出光興産、仏アクセンス社に重質原油を超軽質原油に改質する「水素化分解触媒技術」の供与を開始
2006年度
仏アクセンス社に重質原油を超軽質原油に改質する「水素化分解触媒技術」の供与を開始
当社(本社:東京都千代田区、社長:天坊 昭彦)は、フランスの最大手エンジニアリング会社Axens(アクセンス)社(所在地:パリ市、社長:JeanSetenac)に、重質原油から超軽質原油に分解し改質する「水素化分解触媒技術」を供与し、今春から同社が産油国からの受注を目指します。

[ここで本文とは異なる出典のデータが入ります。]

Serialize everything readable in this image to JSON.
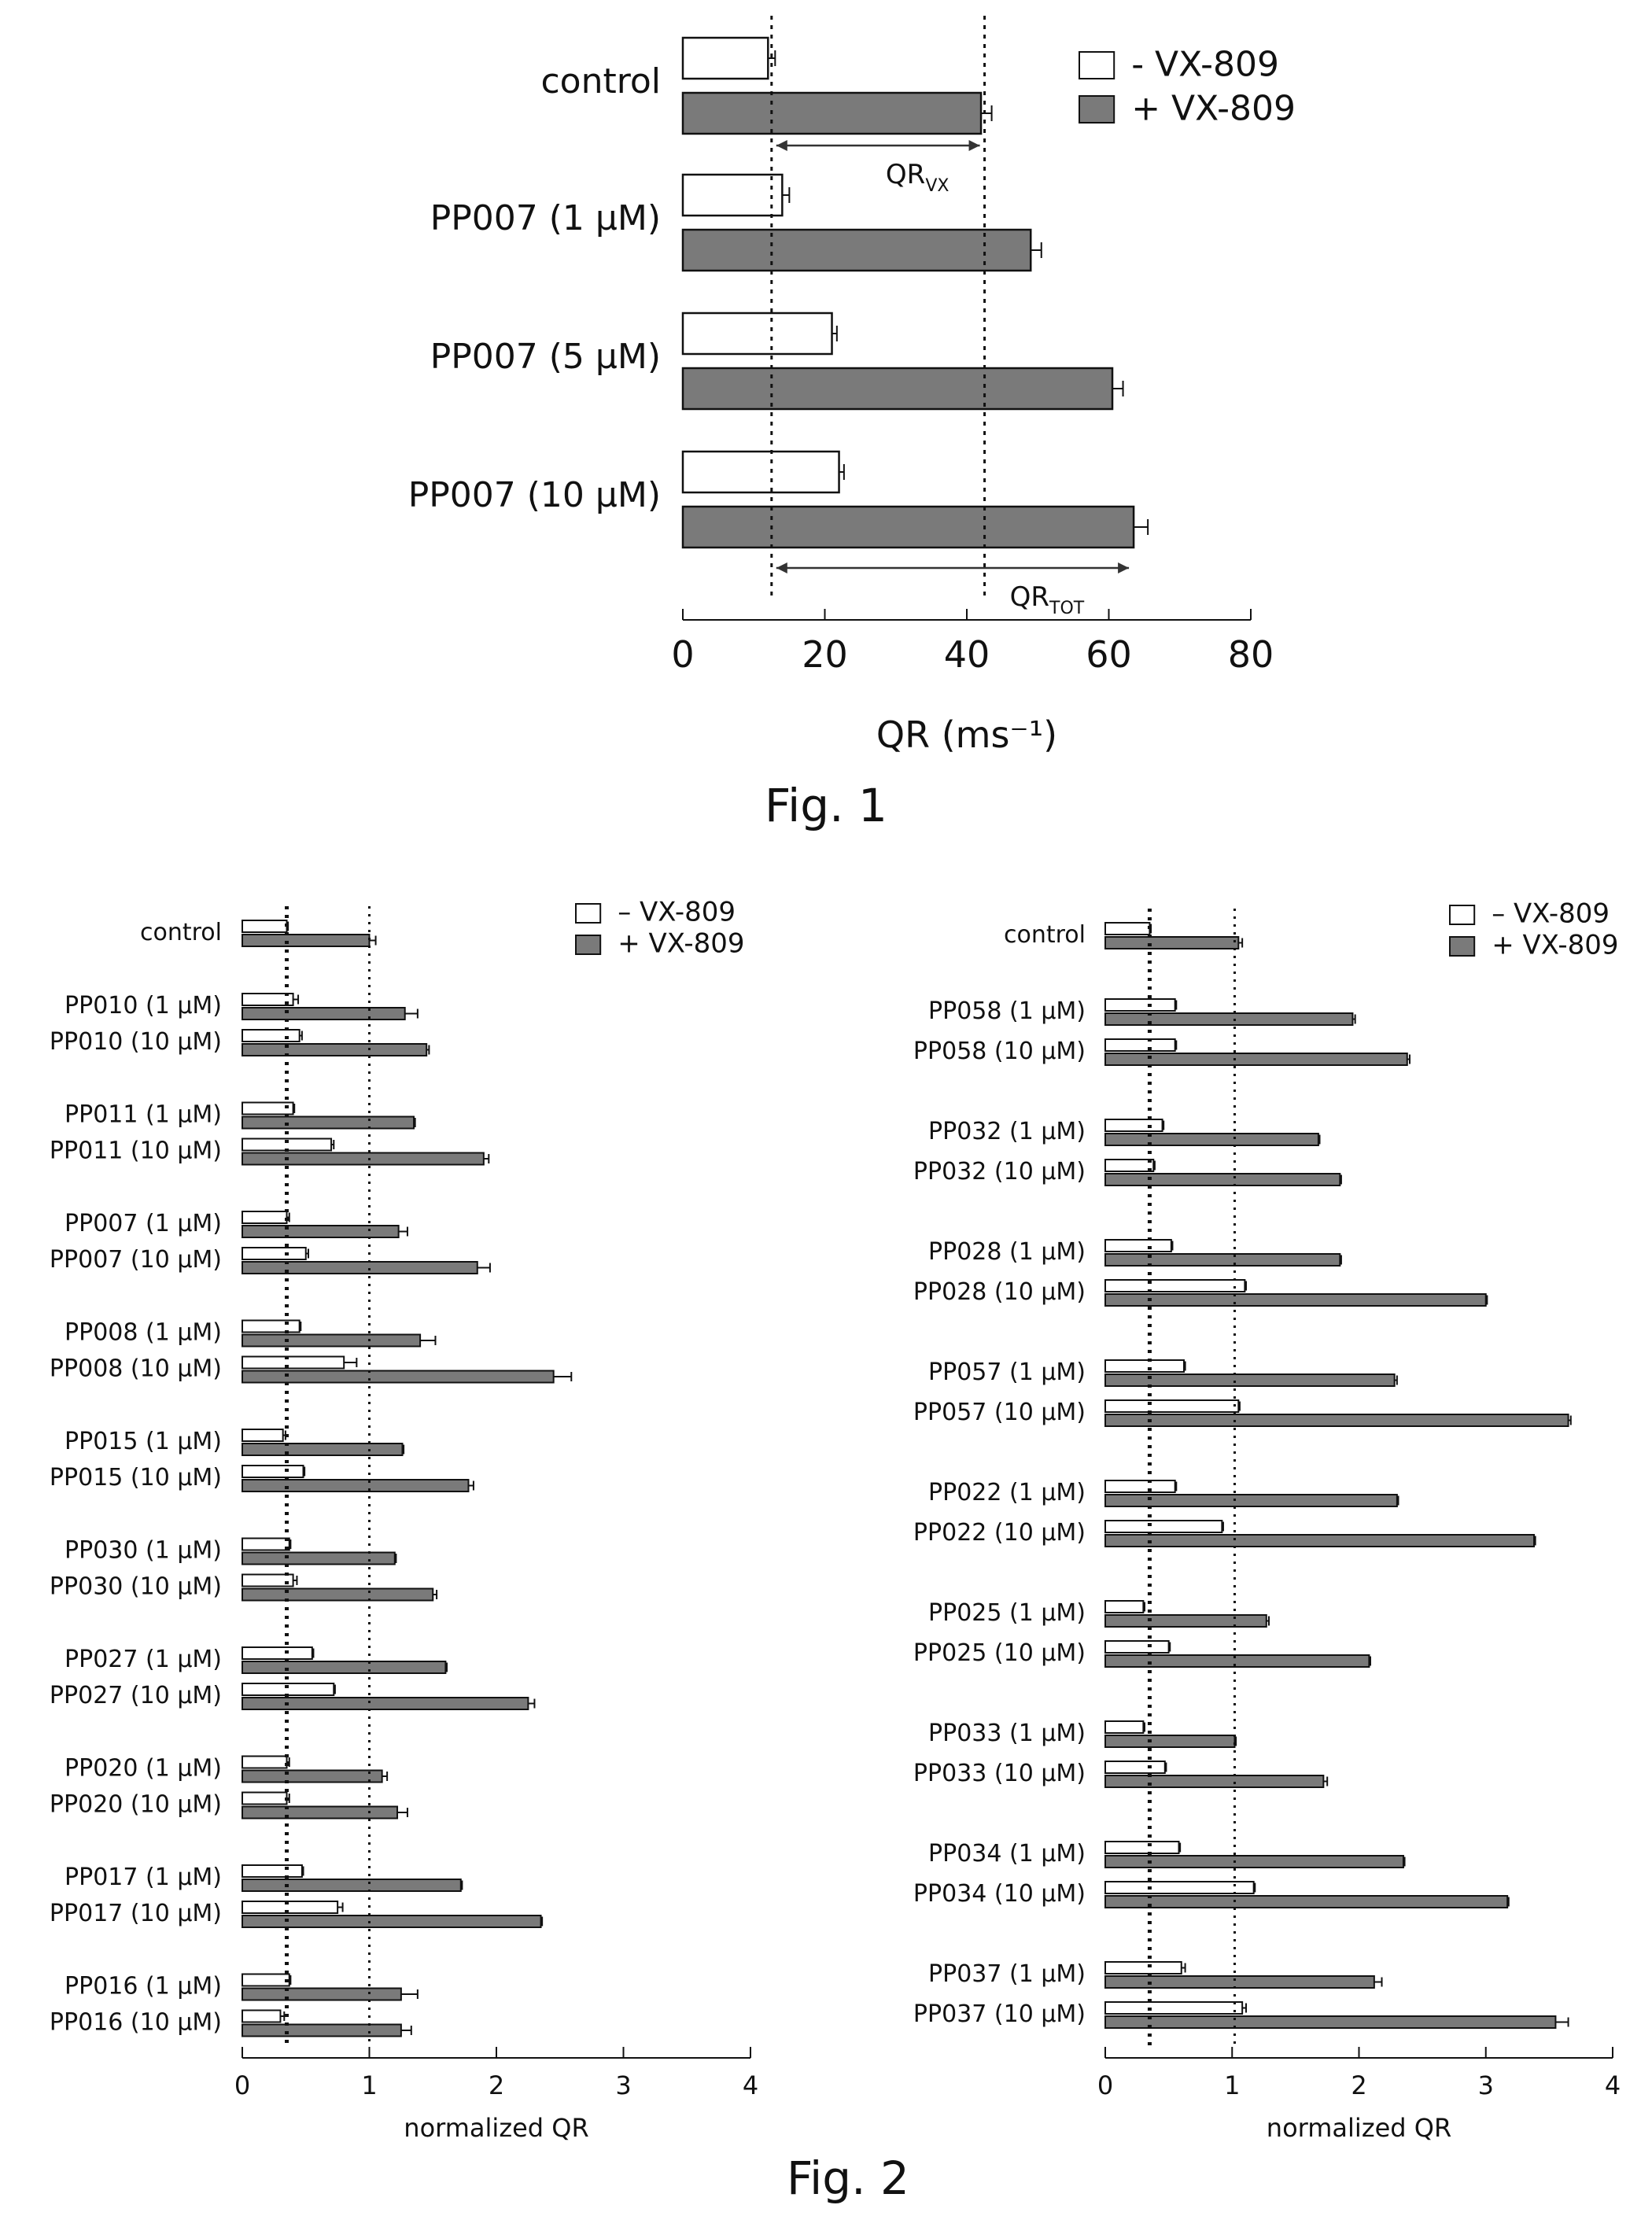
{
  "colors": {
    "minus": "#ffffff",
    "plus": "#7a7a7a",
    "stroke": "#111111"
  },
  "captions": {
    "fig1": "Fig. 1",
    "fig2": "Fig. 2"
  },
  "chart_data": [
    {
      "type": "bar",
      "orientation": "horizontal",
      "categories": [
        "control",
        "PP007 (1 μM)",
        "PP007 (5 μM)",
        "PP007 (10 μM)"
      ],
      "series": [
        {
          "name": "- VX-809",
          "values": [
            12,
            14,
            21,
            22
          ],
          "errors": [
            1,
            1,
            0.7,
            0.7
          ]
        },
        {
          "name": "+ VX-809",
          "values": [
            42,
            49,
            60.5,
            63.5
          ],
          "errors": [
            1.5,
            1.5,
            1.5,
            2
          ]
        }
      ],
      "xlabel": "QR (ms⁻¹)",
      "xlim": [
        0,
        80
      ],
      "xticks": [
        0,
        20,
        40,
        60,
        80
      ],
      "reference_lines": [
        12.5,
        42.5
      ],
      "annotations": [
        {
          "label": "QRVX",
          "main": "QR",
          "sub": "VX",
          "from": 12.5,
          "to": 42.5
        },
        {
          "label": "QRTOT",
          "main": "QR",
          "sub": "TOT",
          "from": 12.5,
          "to": 63.5
        }
      ],
      "legend": "top-right"
    },
    {
      "type": "bar",
      "orientation": "horizontal",
      "groups": [
        [
          "control"
        ],
        [
          "PP010 (1 μM)",
          "PP010 (10 μM)"
        ],
        [
          "PP011 (1 μM)",
          "PP011 (10 μM)"
        ],
        [
          "PP007 (1 μM)",
          "PP007 (10 μM)"
        ],
        [
          "PP008 (1 μM)",
          "PP008 (10 μM)"
        ],
        [
          "PP015 (1 μM)",
          "PP015 (10 μM)"
        ],
        [
          "PP030 (1 μM)",
          "PP030 (10 μM)"
        ],
        [
          "PP027 (1 μM)",
          "PP027 (10 μM)"
        ],
        [
          "PP020 (1 μM)",
          "PP020 (10 μM)"
        ],
        [
          "PP017 (1 μM)",
          "PP017 (10 μM)"
        ],
        [
          "PP016 (1 μM)",
          "PP016 (10 μM)"
        ]
      ],
      "series": [
        {
          "name": "– VX-809",
          "values": [
            0.35,
            0.4,
            0.45,
            0.4,
            0.7,
            0.35,
            0.5,
            0.45,
            0.8,
            0.32,
            0.48,
            0.37,
            0.4,
            0.55,
            0.72,
            0.35,
            0.35,
            0.47,
            0.75,
            0.37,
            0.3
          ],
          "errors": [
            0.01,
            0.04,
            0.02,
            0.01,
            0.02,
            0.02,
            0.02,
            0.01,
            0.1,
            0.02,
            0.01,
            0.01,
            0.03,
            0.01,
            0.01,
            0.02,
            0.02,
            0.01,
            0.04,
            0.01,
            0.03
          ]
        },
        {
          "name": "+ VX-809",
          "values": [
            1.0,
            1.28,
            1.45,
            1.35,
            1.9,
            1.23,
            1.85,
            1.4,
            2.45,
            1.26,
            1.78,
            1.2,
            1.5,
            1.6,
            2.25,
            1.1,
            1.22,
            1.72,
            2.35,
            1.25,
            1.25
          ],
          "errors": [
            0.05,
            0.1,
            0.02,
            0.01,
            0.04,
            0.07,
            0.1,
            0.12,
            0.14,
            0.01,
            0.04,
            0.01,
            0.03,
            0.01,
            0.05,
            0.04,
            0.08,
            0.01,
            0.01,
            0.13,
            0.08
          ]
        }
      ],
      "xlabel": "normalized QR",
      "xlim": [
        0,
        4
      ],
      "xticks": [
        0,
        1,
        2,
        3,
        4
      ],
      "reference_lines": [
        0.35,
        1.0
      ],
      "legend": "top-right"
    },
    {
      "type": "bar",
      "orientation": "horizontal",
      "groups": [
        [
          "control"
        ],
        [
          "PP058 (1 μM)",
          "PP058 (10 μM)"
        ],
        [
          "PP032 (1 μM)",
          "PP032 (10 μM)"
        ],
        [
          "PP028 (1 μM)",
          "PP028 (10 μM)"
        ],
        [
          "PP057 (1 μM)",
          "PP057 (10 μM)"
        ],
        [
          "PP022 (1 μM)",
          "PP022 (10 μM)"
        ],
        [
          "PP025 (1 μM)",
          "PP025 (10 μM)"
        ],
        [
          "PP033 (1 μM)",
          "PP033 (10 μM)"
        ],
        [
          "PP034 (1 μM)",
          "PP034 (10 μM)"
        ],
        [
          "PP037 (1 μM)",
          "PP037 (10 μM)"
        ]
      ],
      "series": [
        {
          "name": "– VX-809",
          "values": [
            0.35,
            0.55,
            0.55,
            0.45,
            0.38,
            0.52,
            1.1,
            0.62,
            1.05,
            0.55,
            0.92,
            0.3,
            0.5,
            0.3,
            0.47,
            0.58,
            1.17,
            0.6,
            1.08
          ],
          "errors": [
            0.01,
            0.01,
            0.01,
            0.01,
            0.01,
            0.01,
            0.01,
            0.01,
            0.01,
            0.01,
            0.01,
            0.01,
            0.01,
            0.01,
            0.01,
            0.01,
            0.01,
            0.03,
            0.03
          ]
        },
        {
          "name": "+ VX-809",
          "values": [
            1.05,
            1.95,
            2.38,
            1.68,
            1.85,
            1.85,
            3.0,
            2.28,
            3.65,
            2.3,
            3.38,
            1.27,
            2.08,
            1.02,
            1.72,
            2.35,
            3.17,
            2.12,
            3.55
          ],
          "errors": [
            0.03,
            0.02,
            0.02,
            0.01,
            0.01,
            0.01,
            0.01,
            0.02,
            0.02,
            0.01,
            0.01,
            0.02,
            0.01,
            0.01,
            0.03,
            0.01,
            0.01,
            0.06,
            0.1
          ]
        }
      ],
      "xlabel": "normalized QR",
      "xlim": [
        0,
        4
      ],
      "xticks": [
        0,
        1,
        2,
        3,
        4
      ],
      "reference_lines": [
        0.35,
        1.02
      ],
      "legend": "top-right"
    }
  ]
}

当社が開発した「水素化分解触媒技術」は、ゼオライト系の触媒を投入した固定床反応器で水素と反応させ、重質原油に含まれる重質留分の約40%を軽質留分に分解します。同時に、原油に含まれるバナジウム等の金属分や硫黄分、残留炭素分を取り除き、高品質な超軽質原油に改質します。触媒を用いて、API※25度以下の重質原油を40度以上の超軽質原油に分解、改質できる技術として、世界で初めて開発に成功し、特許を取得しております。
※ American Petroleum Institute 米国石油協会が定めた原油の比重を表す数値
これまで、重質原油を超軽質原油に分解し、かつ改質するには、常圧蒸留装置で蒸留分離された重質留分を分解装置で軽質留分に分解し、さらに改質装置で金属分、硫黄分、残留炭素分を取り除く工程を踏まなければなりませんでした。
当社は「水素化分解触媒技術」をアクセンス社に供与し、同社がプロセス技術を組み合わせることで、合成原油製造プロセス技術「HySCOPTM(ハイスコープ)」を確立しました。「HySCOPTM」技術は、産油国が生産する重質原油の分解・改質に適した技術で、製造された合成原油は、石油消費国において、これまでの超軽質原油と同様に既存設備で処理することができます。
近年、世界の石油需要は、ガソリンや軽油といった軽質な石油製品の需要が伸びています。軽質原油は、重質原油と比べて、軽質な石油製品の得率が高くなり、軽質原油の需要は、ますます高まることが見込まれます。「HySCOPTM」技術は、軽質原油の需要の増加に応えることができる画期的な技術です。